Com a tradução correta, Jefferson e o senhor têm razão. Mas vamos lá, general. Se, numa democracia, há quem pense que se deve recorrer à violência e ao quebra-quebra para resolver uma diferença, suponho que o senhor tem, com tal pessoa, uma diferença de opinião e de princípio, não? Eu tenho. Na democracia, a violência como expressão política é moralmente injustificável.
Mas cadê suas críticas, general, aos fascistoides que pedem o fechamento do Congresso e do Supremo, com o aplauso do presidente da República? O mal citado Jefferson vale para esse caso: teria o senhor com eles mera diferença de opinião, mas não de princípio? Emular rituais da Kan Klux Klan em frente ao Supremo traduz diferença de opinião, mas não de princípio; de princípio, mas não de opinião? Nem de opinião nem de princípio?
Indaga o general:
"É lícito usar crimes para defender a democracia? Qual ameaça às instituições no Brasil autoriza a ruptura da ordem legal e social? Por acaso se supõe que assim será feito algum tipo de justiça?"

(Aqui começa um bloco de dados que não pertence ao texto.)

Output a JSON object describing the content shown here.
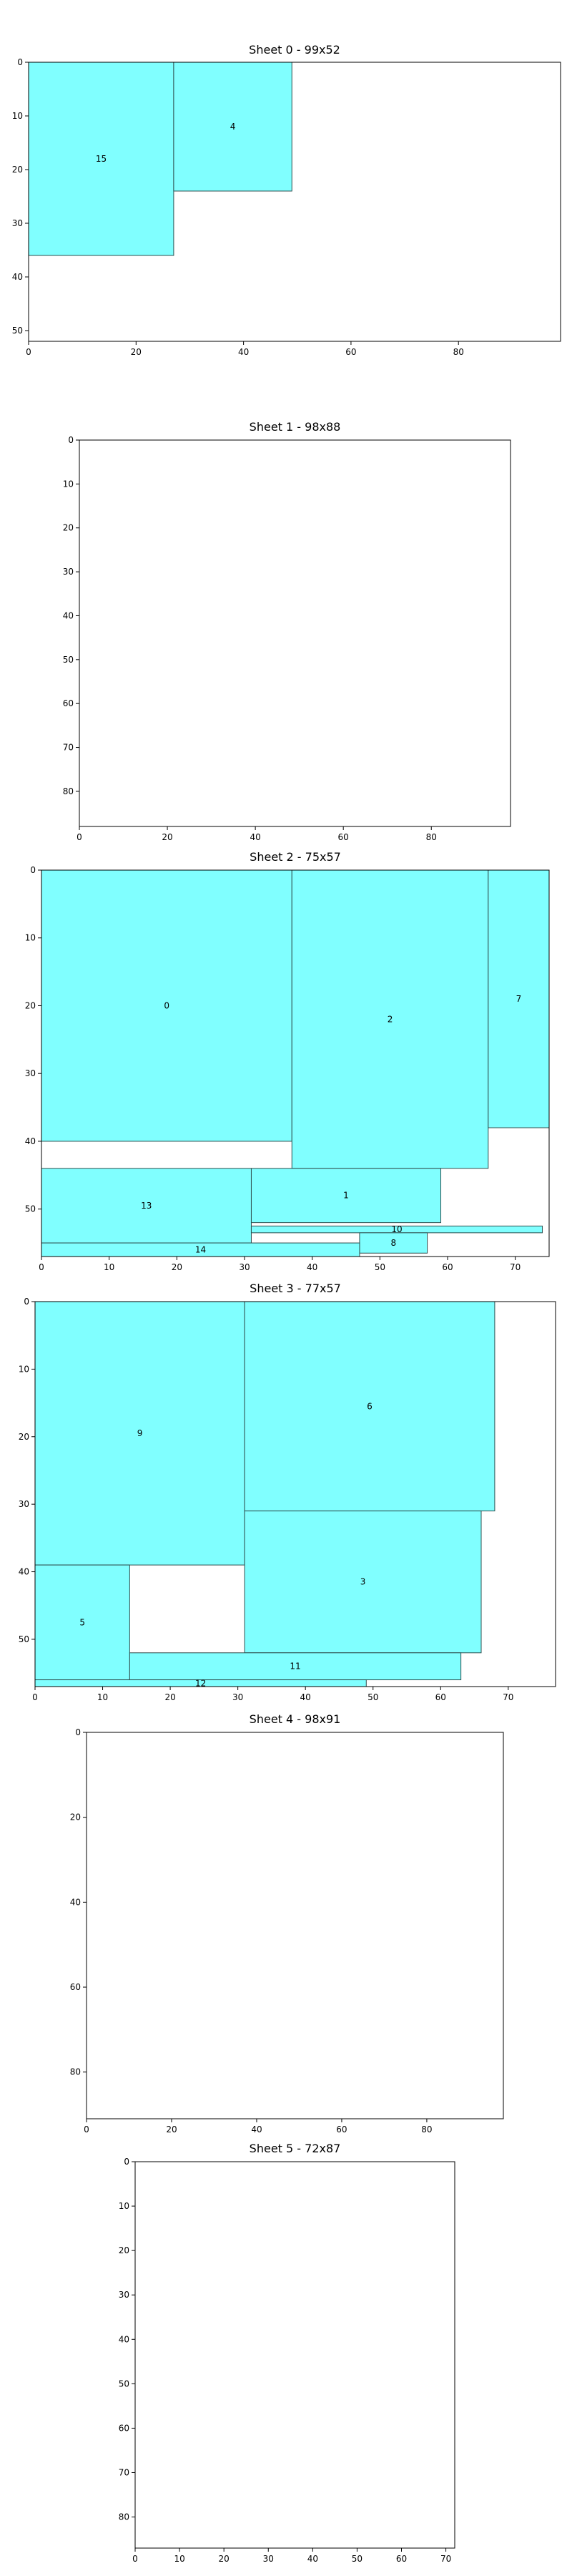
{
  "chart_data": [
    {
      "type": "rectangle-packing",
      "title": "Sheet 0 - 99x52",
      "xlim": [
        0,
        99
      ],
      "ylim": [
        52,
        0
      ],
      "xticks": [
        0,
        20,
        40,
        60,
        80
      ],
      "yticks": [
        0,
        10,
        20,
        30,
        40,
        50
      ],
      "pieces": [
        {
          "label": "15",
          "x": 0,
          "y": 0,
          "w": 27,
          "h": 36
        },
        {
          "label": "4",
          "x": 27,
          "y": 0,
          "w": 22,
          "h": 24
        }
      ]
    },
    {
      "type": "rectangle-packing",
      "title": "Sheet 1 - 98x88",
      "xlim": [
        0,
        98
      ],
      "ylim": [
        88,
        0
      ],
      "xticks": [
        0,
        20,
        40,
        60,
        80
      ],
      "yticks": [
        0,
        10,
        20,
        30,
        40,
        50,
        60,
        70,
        80
      ],
      "pieces": []
    },
    {
      "type": "rectangle-packing",
      "title": "Sheet 2 - 75x57",
      "xlim": [
        0,
        75
      ],
      "ylim": [
        57,
        0
      ],
      "xticks": [
        0,
        10,
        20,
        30,
        40,
        50,
        60,
        70
      ],
      "yticks": [
        0,
        10,
        20,
        30,
        40,
        50
      ],
      "pieces": [
        {
          "label": "0",
          "x": 0,
          "y": 0,
          "w": 37,
          "h": 40
        },
        {
          "label": "2",
          "x": 37,
          "y": 0,
          "w": 29,
          "h": 44
        },
        {
          "label": "7",
          "x": 66,
          "y": 0,
          "w": 9,
          "h": 38
        },
        {
          "label": "13",
          "x": 0,
          "y": 44,
          "w": 31,
          "h": 11
        },
        {
          "label": "1",
          "x": 31,
          "y": 44,
          "w": 28,
          "h": 8
        },
        {
          "label": "10",
          "x": 31,
          "y": 52.5,
          "w": 43,
          "h": 1
        },
        {
          "label": "8",
          "x": 47,
          "y": 53.5,
          "w": 10,
          "h": 3
        },
        {
          "label": "14",
          "x": 0,
          "y": 55,
          "w": 47,
          "h": 2
        }
      ]
    },
    {
      "type": "rectangle-packing",
      "title": "Sheet 3 - 77x57",
      "xlim": [
        0,
        77
      ],
      "ylim": [
        57,
        0
      ],
      "xticks": [
        0,
        10,
        20,
        30,
        40,
        50,
        60,
        70
      ],
      "yticks": [
        0,
        10,
        20,
        30,
        40,
        50
      ],
      "pieces": [
        {
          "label": "9",
          "x": 0,
          "y": 0,
          "w": 31,
          "h": 39
        },
        {
          "label": "6",
          "x": 31,
          "y": 0,
          "w": 37,
          "h": 31
        },
        {
          "label": "3",
          "x": 31,
          "y": 31,
          "w": 35,
          "h": 21
        },
        {
          "label": "5",
          "x": 0,
          "y": 39,
          "w": 14,
          "h": 17
        },
        {
          "label": "11",
          "x": 14,
          "y": 52,
          "w": 49,
          "h": 4
        },
        {
          "label": "12",
          "x": 0,
          "y": 56,
          "w": 49,
          "h": 1
        }
      ]
    },
    {
      "type": "rectangle-packing",
      "title": "Sheet 4 - 98x91",
      "xlim": [
        0,
        98
      ],
      "ylim": [
        91,
        0
      ],
      "xticks": [
        0,
        20,
        40,
        60,
        80
      ],
      "yticks": [
        0,
        20,
        40,
        60,
        80
      ],
      "pieces": []
    },
    {
      "type": "rectangle-packing",
      "title": "Sheet 5 - 72x87",
      "xlim": [
        0,
        72
      ],
      "ylim": [
        87,
        0
      ],
      "xticks": [
        0,
        10,
        20,
        30,
        40,
        50,
        60,
        70
      ],
      "yticks": [
        0,
        10,
        20,
        30,
        40,
        50,
        60,
        70,
        80
      ],
      "pieces": []
    }
  ],
  "colors": {
    "piece_fill": "#80ffff",
    "piece_stroke": "#2f4f4f",
    "axis": "#000000"
  }
}
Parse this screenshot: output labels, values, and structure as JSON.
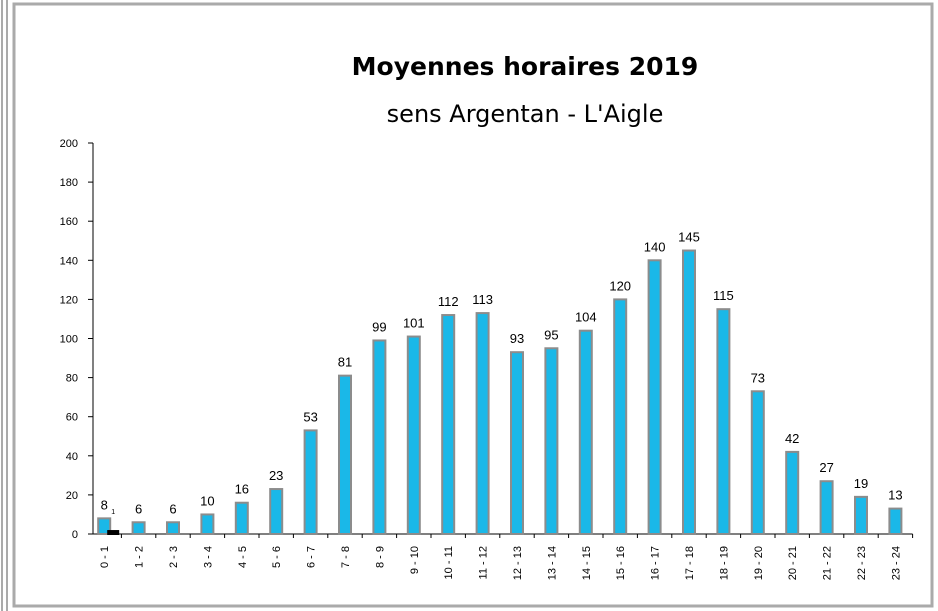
{
  "chart_data": {
    "type": "bar",
    "title": "Moyennes horaires 2019",
    "subtitle": "sens Argentan - L'Aigle",
    "categories": [
      "0 - 1",
      "1 - 2",
      "2 - 3",
      "3 - 4",
      "4 - 5",
      "5 - 6",
      "6 - 7",
      "7 - 8",
      "8 - 9",
      "9 - 10",
      "10 - 11",
      "11 - 12",
      "12 - 13",
      "13 - 14",
      "14 - 15",
      "15 - 16",
      "16 - 17",
      "17 - 18",
      "18 - 19",
      "19 - 20",
      "20 - 21",
      "21 - 22",
      "22 - 23",
      "23 - 24"
    ],
    "values": [
      8,
      6,
      6,
      10,
      16,
      23,
      53,
      81,
      99,
      101,
      112,
      113,
      93,
      95,
      104,
      120,
      140,
      145,
      115,
      73,
      42,
      27,
      19,
      13
    ],
    "color": "#1ab8e8",
    "marker": {
      "category": "0 - 1",
      "value": 1,
      "color": "#000000"
    },
    "ylim": [
      0,
      200
    ],
    "yticks": [
      0,
      20,
      40,
      60,
      80,
      100,
      120,
      140,
      160,
      180,
      200
    ],
    "grid": false
  }
}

A resposta, obviamente, é não. Mas cabe a pergunta: qual ameaça às instituições deve ser tolerada, senhor general, pelos cidadãos, especialmente quando elas trazem a assinatura de autoridades?
De uma evidência, senhor vice-presidente, vocês não terão como fugir porque a história se faz a céu aberto: baderneiros se infiltram, sim, entre manifestantes que têm, entre si, diferenças de opinião, mas que comungam dos mesmos princípios: a democracia. Já os que pedem o fechamento do Congresso e do Supremo, os que admitem armar a população para fazer correr o sangue do povo brasileiro e os que ameaçam as instituições com golpes atacam, com suas opiniões — e práticas — os princípios democráticos. E estes estão no seu campo ideológico.
À patuscada da extrema direita, o senhor classifica candidamente de "exageros retóricos impensadamente lançados contra as instituições do Congresso e do Supremo Tribunal Federal". Esqueceu-se, claro, de lembrar que contam com o apoio do presidente da República e que são admirados, do alto, num helicóptero militar que sobrevoa a Praça dos Três Poderes, pelo chefe da nação e pelo general que responde pelo Ministério da Defesa.
Ademais, senhor vice-presidente, não fosse essa violência marginal, que tem de ser combatida, sim, qual seria o tema do artigo? O senhor aplaudiria o que foram às ruas defender a democracia, a Constituição e o Estado de direito, na contramão de um presidente que os depreda ao prestigiar atos golpistas?
O que é, general? Não tendo esperança de controlar seus radicais, o senhor pretende controlar os alheios? Na hipótese, claro!, de que esses ditos radicais entre os "antifas" não sejam infiltrados. Eu digo: o lugar de quem promove quebra-quebra é a cadeia. O senhor tem a coragem de dizer o mesmo sobre quem promove golpe de estado?
Ou será que, nesse caso, temos uma diferença que não é só de opinião, mas também de princípio?